Most Catholic dioceses (I think) in this country run serious programs to prepare people for marriage. I don't know about helping those in trouble, though. Maybe there are things that I don't know about. I sort of doubt #2 has much chance, though I don't really know. If such a proposal would be opposed by feminists it would certainly have almost no chance at all. I really don't know how it came about, who pushed for and who pushed against. #3...well, maybe that would decline slowly, if the Catholic house were put in better order otherwise.

I'm inclined to think #2 is humanly impossible - but nothing is impossible for God. I do think it might even be possible humanly speaking to roll back no-fault divorce. I'm no legal expert but I've heard that "no-fault" is a bit of a misnomer especially when it comes to the division of property etc. so it might not be too hard to at least get back to having to demonstrate fault for a divorce to be granted.

I looked a bit more into annulments a little while back b/c I'm really just not happy about them. It looks like one small section of canon law was changed which makes it far too easy to obtain one. There's no reason at all why that shouldn't be tightened back up. At any rate, if at least some of us don't start fighting for real marriage, we may well deserve the plague of "gaymarriage." I'm reluctant to include everyone in that b/c not every fight is for every Christian. There's just too much work to do and not enough labourers.

Maybe if the marriage prep courses include a section on "what to do when your spouse walks out" they might be heavy duty enough. We don't have anything like that here judging by the number of Catholics who "repartner" after their spouse deserts them. I'm getting tired of the sheer numbers of marital separations and some of us are saying "enough's enough". But the battle is the LORD's.

I'm haunted by T.S. Eliot's observation that the energy of liberalism is essentially destructive. It's way more interested in breaking down oppressive (or "oppressive") structures than in what happens after they're broken down, which always remains nebulous, as is well demonstrated by the OWS people.

I hear that there is a really wide variation from one diocese to another in the way annullments are handled. I think that provision you're talking about has to do with psychological ability to know what one was really undertaking in getting married?
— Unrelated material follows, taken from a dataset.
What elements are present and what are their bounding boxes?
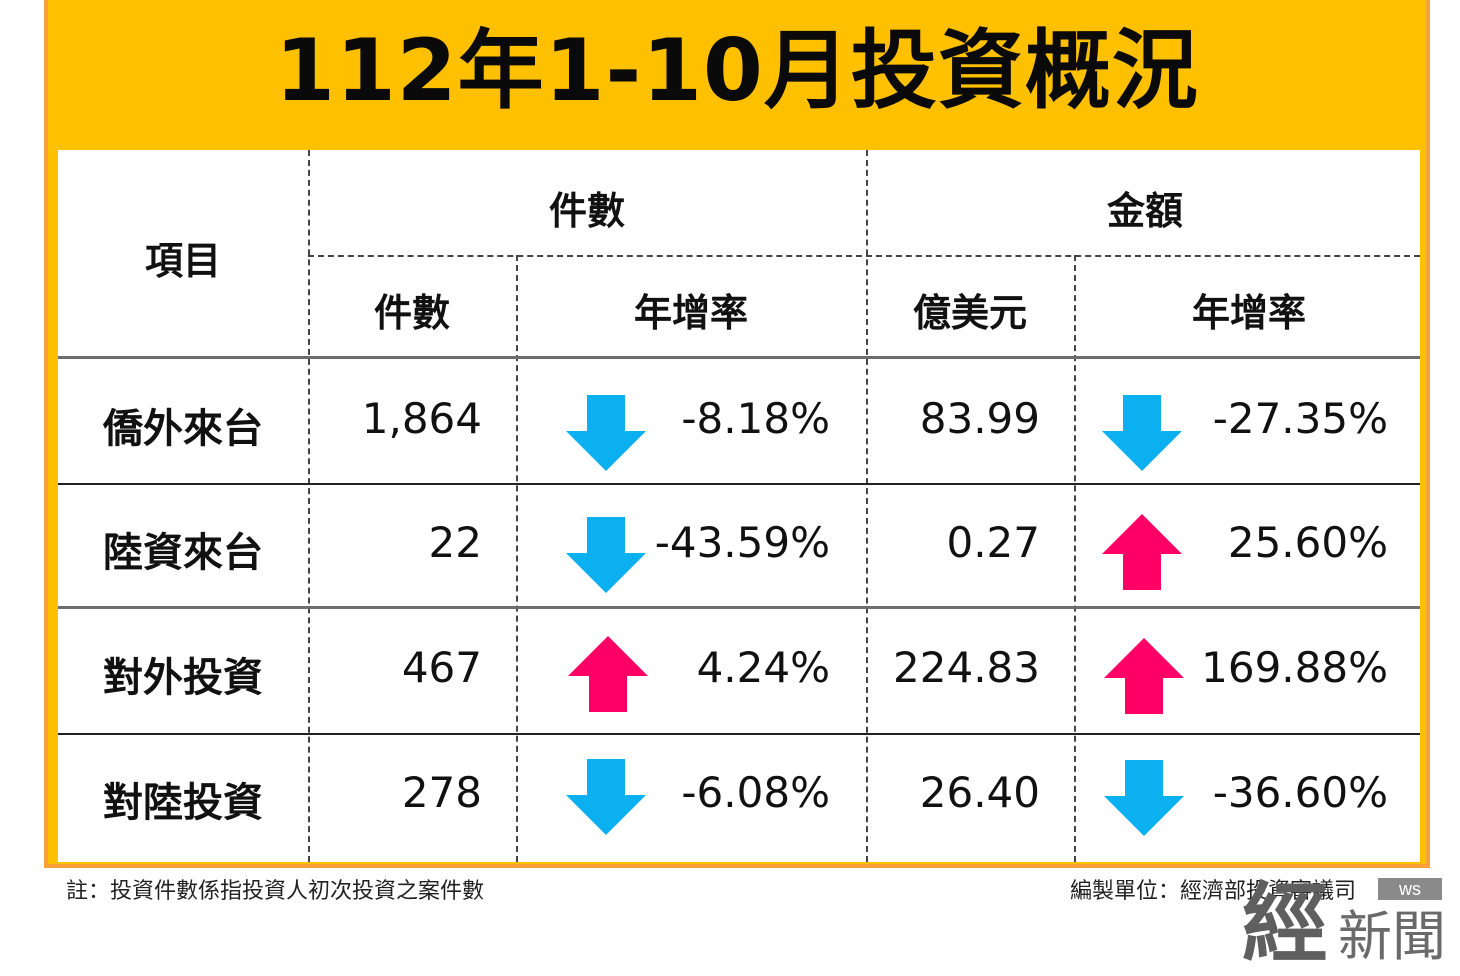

Easy enough to see how that could be abused, but it probably is justified in some cases, too. Seems like the cases where a couple married and raised a family and then got divorced ought to be fairly open-and-shut, though--which is to say, shut.

Yeah, like a man who has eleven children and has been active in teaching in his parish should not be able to get an annulment.


That's not an imaginary example, I suspect? There are a lot of pretty scandalous stories like that floating around.

I've been recommending that article by Douglas Farrow to friends as well. As you say, he makes some very good arguments that I don't recall hearing elsewhere. In support of his general claim, it is worth noting (as perhaps he does in the essay) that in Canada the legalization of 'same-sex marriage' was accompanied by the replacement of "natural parent" by "legal parent" throughout our law books. The state no longer recognizes family relationships as being prior to the law.

I am planning to read some really long books over the next few months (while I'm on paternity leave). But I certainly can appreciate what you say about having difficulty concentrating, especially when one rarely has more than ten or fifteen minutes at a time for reading. But I'll do my best, and I wish you the best as well.

Just in case some people didn't notice, Farrow is Canadian. I don't remember him mentioning the wording specifically in the essay, but he definitely makes that point about family relationships and the law.

Thank you. I guess my basic problem is that I'm having trouble reconciling myself to reading a book of any length in those ten or fifteen minute snatches.

See y'all briefly on Gaudete Sunday and then at Easter.

Bye. Hope your Lent bears much fruit.

Seems like the cases where a couple married and raised a family and then got divorced ought to be fairly open-and-shut, though--which is to say, shut.

Yep. I'd agree to all that you said in that comment above, Maclin.

Not sure when I'll be on the 'net next - stupid server!